Durante la mesa redonda, que estuvo moderada por Bruno Mata, CEO de Likeik, CX Tools & People, Ana López, gerente de Marineda City, destacó el sistema de marketing intelligence con el que cuenta el centro y que permite conocer el comportamiento del cliente y dirigirse a él de manera personalizada. «Más allá de las herramientas tecnológicas, como paneles táctiles o gps que guían a través de las instalaciones, nos gusta cuidar los momentos emocionales del consumidor como, por ejemplo, dejar un mensaje amable en los espejos de los baños, y tratar de dar respuesta a las demandas que los usuarios nos hacen a través de canales tan valiosos como las redes sociales» puntualizó.

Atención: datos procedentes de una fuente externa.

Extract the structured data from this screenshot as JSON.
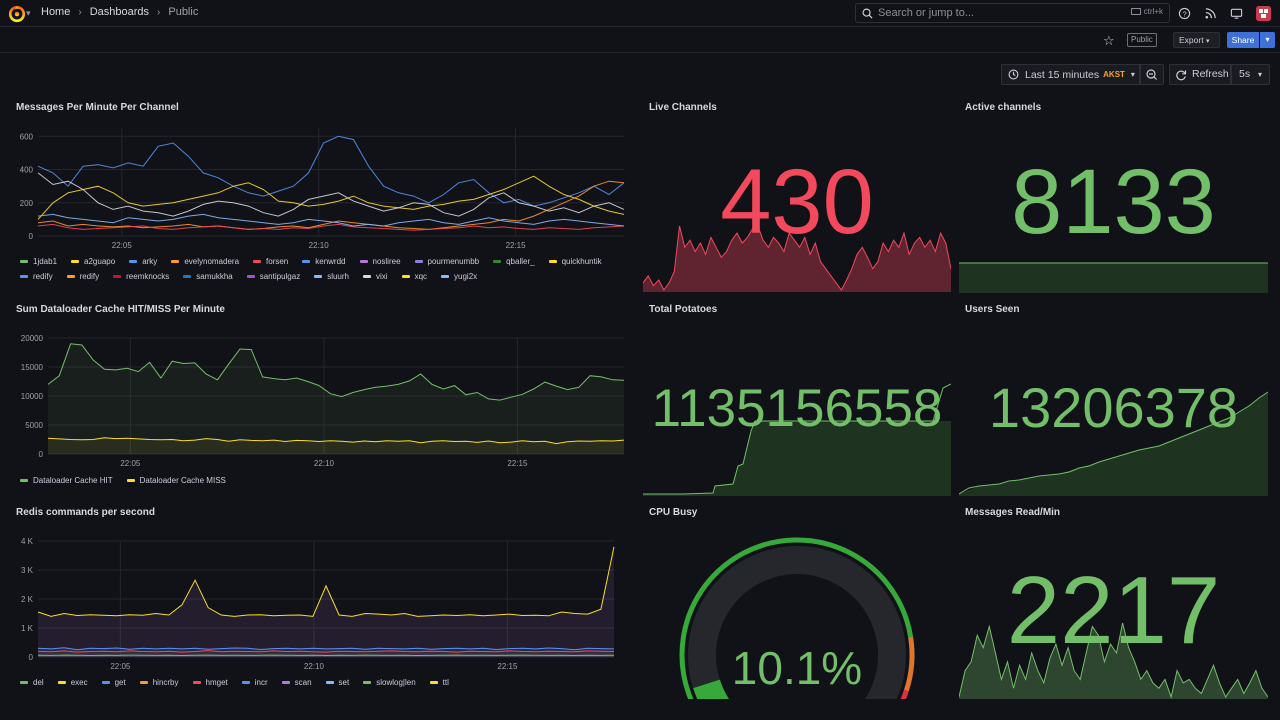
{
  "breadcrumb": {
    "home": "Home",
    "dashboards": "Dashboards",
    "current": "Public"
  },
  "search": {
    "placeholder": "Search or jump to...",
    "shortcut": "ctrl+k"
  },
  "toolbar": {
    "public_tag": "Public",
    "export_label": "Export",
    "share_label": "Share"
  },
  "timepicker": {
    "range": "Last 15 minutes",
    "timezone": "AKST",
    "refresh_label": "Refresh",
    "interval": "5s"
  },
  "colors": {
    "green": "#73bf69",
    "red": "#f2495c",
    "yellow": "#fade2a",
    "blue": "#5794f2",
    "orange": "#ff9830",
    "purple": "#b877d9"
  },
  "panels": {
    "messages_per_minute": {
      "title": "Messages Per Minute Per Channel",
      "legend": [
        {
          "name": "1jdab1",
          "color": "#73bf69"
        },
        {
          "name": "a2guapo",
          "color": "#fade2a"
        },
        {
          "name": "arky",
          "color": "#5794f2"
        },
        {
          "name": "evelynomadera",
          "color": "#ff9830"
        },
        {
          "name": "forsen",
          "color": "#f2495c"
        },
        {
          "name": "kenwrdd",
          "color": "#5794f2"
        },
        {
          "name": "nosliree",
          "color": "#b877d9"
        },
        {
          "name": "pourmenumbb",
          "color": "#8f7ee0"
        },
        {
          "name": "qballer_",
          "color": "#37872d"
        },
        {
          "name": "quickhuntik",
          "color": "#fade2a"
        },
        {
          "name": "redify",
          "color": "#5794f2"
        },
        {
          "name": "redify",
          "color": "#ff9830"
        },
        {
          "name": "reemknocks",
          "color": "#c4162a"
        },
        {
          "name": "samukkha",
          "color": "#1f78c1"
        },
        {
          "name": "santipulgaz",
          "color": "#a352cc"
        },
        {
          "name": "sluurh",
          "color": "#8ab8ff"
        },
        {
          "name": "vixi",
          "color": "#d8d9e0"
        },
        {
          "name": "xqc",
          "color": "#fade2a"
        },
        {
          "name": "yugi2x",
          "color": "#8ab8ff"
        }
      ]
    },
    "live_channels": {
      "title": "Live Channels",
      "value": "430"
    },
    "active_channels": {
      "title": "Active channels",
      "value": "8133"
    },
    "dataloader": {
      "title": "Sum Dataloader Cache HIT/MISS Per Minute",
      "legend": [
        {
          "name": "Dataloader Cache HIT",
          "color": "#73bf69"
        },
        {
          "name": "Dataloader Cache MISS",
          "color": "#fade2a"
        }
      ]
    },
    "total_potatoes": {
      "title": "Total Potatoes",
      "value": "1135156558"
    },
    "users_seen": {
      "title": "Users Seen",
      "value": "13206378"
    },
    "redis": {
      "title": "Redis commands per second",
      "legend": [
        {
          "name": "del",
          "color": "#73bf69"
        },
        {
          "name": "exec",
          "color": "#fade2a"
        },
        {
          "name": "get",
          "color": "#5794f2"
        },
        {
          "name": "hincrby",
          "color": "#ff9830"
        },
        {
          "name": "hmget",
          "color": "#f2495c"
        },
        {
          "name": "incr",
          "color": "#5794f2"
        },
        {
          "name": "scan",
          "color": "#b877d9"
        },
        {
          "name": "set",
          "color": "#8ab8ff"
        },
        {
          "name": "slowlog|len",
          "color": "#73bf69"
        },
        {
          "name": "ttl",
          "color": "#fade2a"
        }
      ]
    },
    "cpu_busy": {
      "title": "CPU Busy",
      "value": "10.1%",
      "percent": 10.1
    },
    "messages_read": {
      "title": "Messages Read/Min",
      "value": "2217"
    }
  },
  "chart_data": [
    {
      "type": "line",
      "title": "Messages Per Minute Per Channel",
      "x_ticks": [
        "22:05",
        "22:10",
        "22:15"
      ],
      "y_ticks": [
        "0",
        "200",
        "400",
        "600"
      ],
      "ylim": [
        0,
        650
      ]
    },
    {
      "type": "area",
      "title": "Sum Dataloader Cache HIT/MISS Per Minute",
      "x_ticks": [
        "22:05",
        "22:10",
        "22:15"
      ],
      "y_ticks": [
        "0",
        "5000",
        "10000",
        "15000",
        "20000"
      ],
      "ylim": [
        0,
        20000
      ],
      "series": [
        {
          "name": "Dataloader Cache HIT",
          "values": [
            12000,
            13500,
            19000,
            18800,
            16200,
            14600,
            14500,
            14800,
            14200,
            15800,
            13100,
            16000,
            15600,
            15700,
            13800,
            12800,
            15500,
            18100,
            18000,
            13300,
            13000,
            12800,
            13100,
            12500,
            11800,
            10400,
            9900,
            10600,
            11100,
            11500,
            11700,
            12000,
            12600,
            13800,
            12000,
            11200,
            11800,
            10200,
            10600,
            9500,
            9300,
            9800,
            10300,
            11200,
            12400,
            11700,
            11100,
            11500,
            13500,
            13300,
            12800,
            12700
          ]
        },
        {
          "name": "Dataloader Cache MISS",
          "values": [
            2700,
            2600,
            2500,
            2450,
            2500,
            2800,
            2650,
            2700,
            2600,
            2500,
            2450,
            2500,
            2300,
            2400,
            2650,
            2500,
            2200,
            2450,
            2350,
            2300,
            2400,
            2150,
            2350,
            2300,
            2150,
            2300,
            2200,
            2050,
            2250,
            2100,
            2300,
            2200,
            2300,
            1950,
            2200,
            2300,
            2150,
            2200,
            2000,
            2250,
            1950,
            2050,
            2300,
            2100,
            2200,
            1800,
            2100,
            2250,
            2200,
            2300,
            2250,
            2400
          ]
        }
      ]
    },
    {
      "type": "line",
      "title": "Redis commands per second",
      "x_ticks": [
        "22:05",
        "22:10",
        "22:15"
      ],
      "y_ticks": [
        "0",
        "1 K",
        "2 K",
        "3 K",
        "4 K"
      ],
      "ylim": [
        0,
        4000
      ],
      "series": [
        {
          "name": "ttl",
          "values": [
            1550,
            1400,
            1500,
            1430,
            1460,
            1440,
            1420,
            1460,
            1440,
            1500,
            1450,
            1800,
            2650,
            1700,
            1450,
            1400,
            1450,
            1460,
            1420,
            1440,
            1450,
            1400,
            2450,
            1450,
            1400,
            1500,
            1480,
            1450,
            1500,
            1400,
            1420,
            1450,
            1430,
            1460,
            1420,
            1450,
            1480,
            1430,
            1440,
            1420,
            1550,
            1500,
            1480,
            1650,
            3800
          ]
        },
        {
          "name": "get",
          "values": [
            300,
            280,
            320,
            250,
            300,
            290,
            310,
            270,
            300,
            280,
            300,
            280,
            300,
            270,
            290,
            310,
            300,
            260,
            290,
            300,
            280,
            300,
            280,
            290,
            300,
            270,
            300,
            290,
            280,
            300,
            270,
            290,
            300,
            280,
            300,
            260,
            290,
            300,
            280,
            310,
            290,
            250,
            300,
            290,
            280
          ]
        },
        {
          "name": "hmget",
          "values": [
            200,
            180,
            210,
            170,
            190,
            200,
            180,
            210,
            190,
            180,
            200,
            170,
            190,
            220,
            180,
            200,
            190,
            180,
            210,
            190,
            200,
            180,
            170,
            200,
            190,
            180,
            200,
            210,
            190,
            180,
            200,
            190,
            170,
            200,
            190,
            180,
            210,
            190,
            180,
            200,
            190,
            180,
            210,
            200,
            190
          ]
        },
        {
          "name": "exec",
          "values": [
            60,
            55,
            65,
            60,
            50,
            60,
            55,
            65,
            60,
            55,
            60,
            50,
            60,
            65,
            55,
            60,
            55,
            60,
            65,
            60,
            55,
            60,
            50,
            60,
            55,
            65,
            60,
            55,
            60,
            50,
            55,
            60,
            65,
            55,
            60,
            55,
            60,
            65,
            60,
            55,
            60,
            50,
            60,
            55,
            60
          ]
        }
      ]
    },
    {
      "type": "gauge",
      "title": "CPU Busy",
      "value": 10.1,
      "ylim": [
        0,
        100
      ]
    }
  ]
}
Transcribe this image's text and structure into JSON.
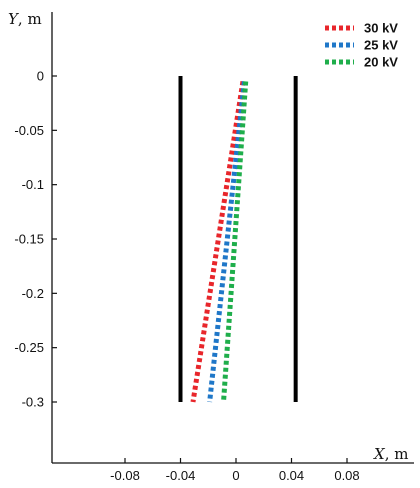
{
  "chart_data": {
    "type": "line",
    "xlabel": {
      "symbol": "X",
      "unit": ", m"
    },
    "ylabel": {
      "symbol": "Y",
      "unit": ", m"
    },
    "xlim": [
      -0.12,
      0.12
    ],
    "ylim": [
      -0.335,
      0.035
    ],
    "x_ticks": [
      {
        "value": -0.08,
        "label": "-0.08"
      },
      {
        "value": -0.04,
        "label": "-0.04"
      },
      {
        "value": 0,
        "label": "0"
      },
      {
        "value": 0.04,
        "label": "0.04"
      },
      {
        "value": 0.08,
        "label": "0.08"
      }
    ],
    "y_ticks": [
      {
        "value": 0,
        "label": "0"
      },
      {
        "value": -0.05,
        "label": "-0.05"
      },
      {
        "value": -0.1,
        "label": "-0.1"
      },
      {
        "value": -0.15,
        "label": "-0.15"
      },
      {
        "value": -0.2,
        "label": "-0.2"
      },
      {
        "value": -0.25,
        "label": "-0.25"
      },
      {
        "value": -0.3,
        "label": "-0.3"
      }
    ],
    "electrodes": [
      {
        "x": -0.04,
        "y": [
          -0.3,
          0
        ]
      },
      {
        "x": 0.043,
        "y": [
          -0.3,
          0
        ]
      }
    ],
    "legend_position": "top-right",
    "series": [
      {
        "name": "30 kV",
        "color": "#e8262b",
        "x": [
          0.005,
          -0.031
        ],
        "y": [
          -0.005,
          -0.3
        ]
      },
      {
        "name": "25 kV",
        "color": "#1f77c8",
        "x": [
          0.006,
          -0.019
        ],
        "y": [
          -0.005,
          -0.3
        ]
      },
      {
        "name": "20 kV",
        "color": "#1fae4b",
        "x": [
          0.007,
          -0.009
        ],
        "y": [
          -0.005,
          -0.3
        ]
      }
    ]
  }
}
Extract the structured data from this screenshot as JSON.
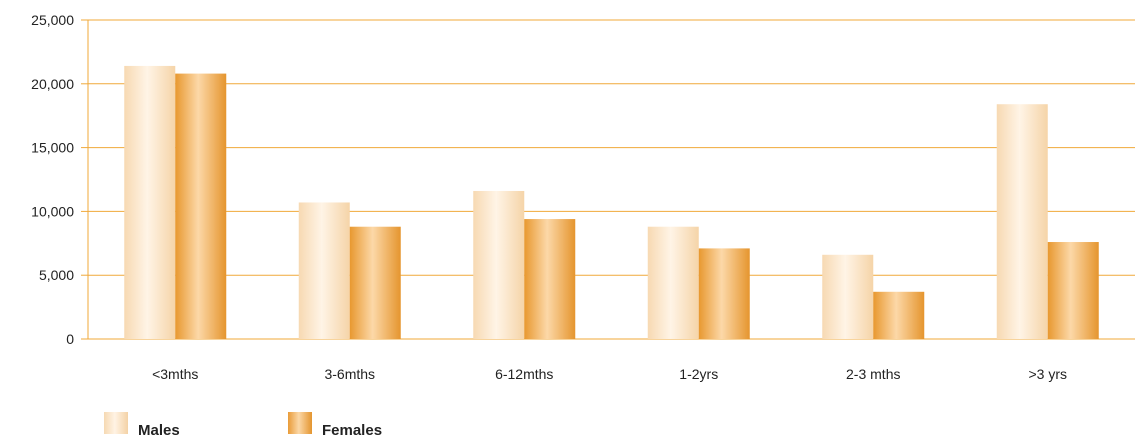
{
  "chart_data": {
    "type": "bar",
    "categories": [
      "<3mths",
      "3-6mths",
      "6-12mths",
      "1-2yrs",
      "2-3 mths",
      ">3 yrs"
    ],
    "series": [
      {
        "name": "Males",
        "values": [
          21400,
          10700,
          11600,
          8800,
          6600,
          18400
        ]
      },
      {
        "name": "Females",
        "values": [
          20800,
          8800,
          9400,
          7100,
          3700,
          7600
        ]
      }
    ],
    "yticks": [
      "0",
      "5,000",
      "10,000",
      "15,000",
      "20,000",
      "25,000"
    ],
    "ylim": [
      0,
      25000
    ],
    "grid": true,
    "legend_position": "bottom-left",
    "colors": {
      "males": "#fbe3c4",
      "females": "#f0ad55",
      "grid": "#f0a93a"
    }
  },
  "legend": {
    "males_label": "Males",
    "females_label": "Females"
  }
}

En Ikea la tecnología también ayuda pero no lo es todo: «Estamos trabajando con el dato para poder segmentar y ofrecer a cada cliente lo que necesita en cada momento o con realidad virtual, con la aplicación de IKEA Place, para ayudarle a conocer cómo va a quedar el producto sin necesidad de verlo físicamente en su casa». Para Juan Peón, responsable de oficinas en EDP, cada vez el precio es menos importante y la diferenciación se basa en la calidad del servicio o el diseño de las tiendas adaptado a lo que los clientes necesitan. También hizo hincapié en la importancia del trato personal. «Trata a los clientes con la empatía con la que tratarías a un familiar o a un amigo», afirmó. En este sentido, también coincidió David Orza, responsable de experiencia de cliente en Abanca: «Los empleados son los que marcan la diferencia generando vínculos con los clientes» puntualizó. Además, puso de manifiesto la importancia de la tecnología y el big data para interconectar la atención al cliente en tienda y en canales online. Álvaro Ortega, director Territorial Norte-CBU en Vodafone, explicó que el rol de la tienda en su ámbito debe ser ayudar al cliente en los procesos más complejos, destacando la función de la formación y el rol del gestor de tienda. Rafael Benito, director de NH Collection Finisterre, puso el acento en la escucha al cliente a través de redes sociales y aplicaciones como Tripadvisor, y en el papel de los empleados para emocionar a los huéspedes con pequeños detalles.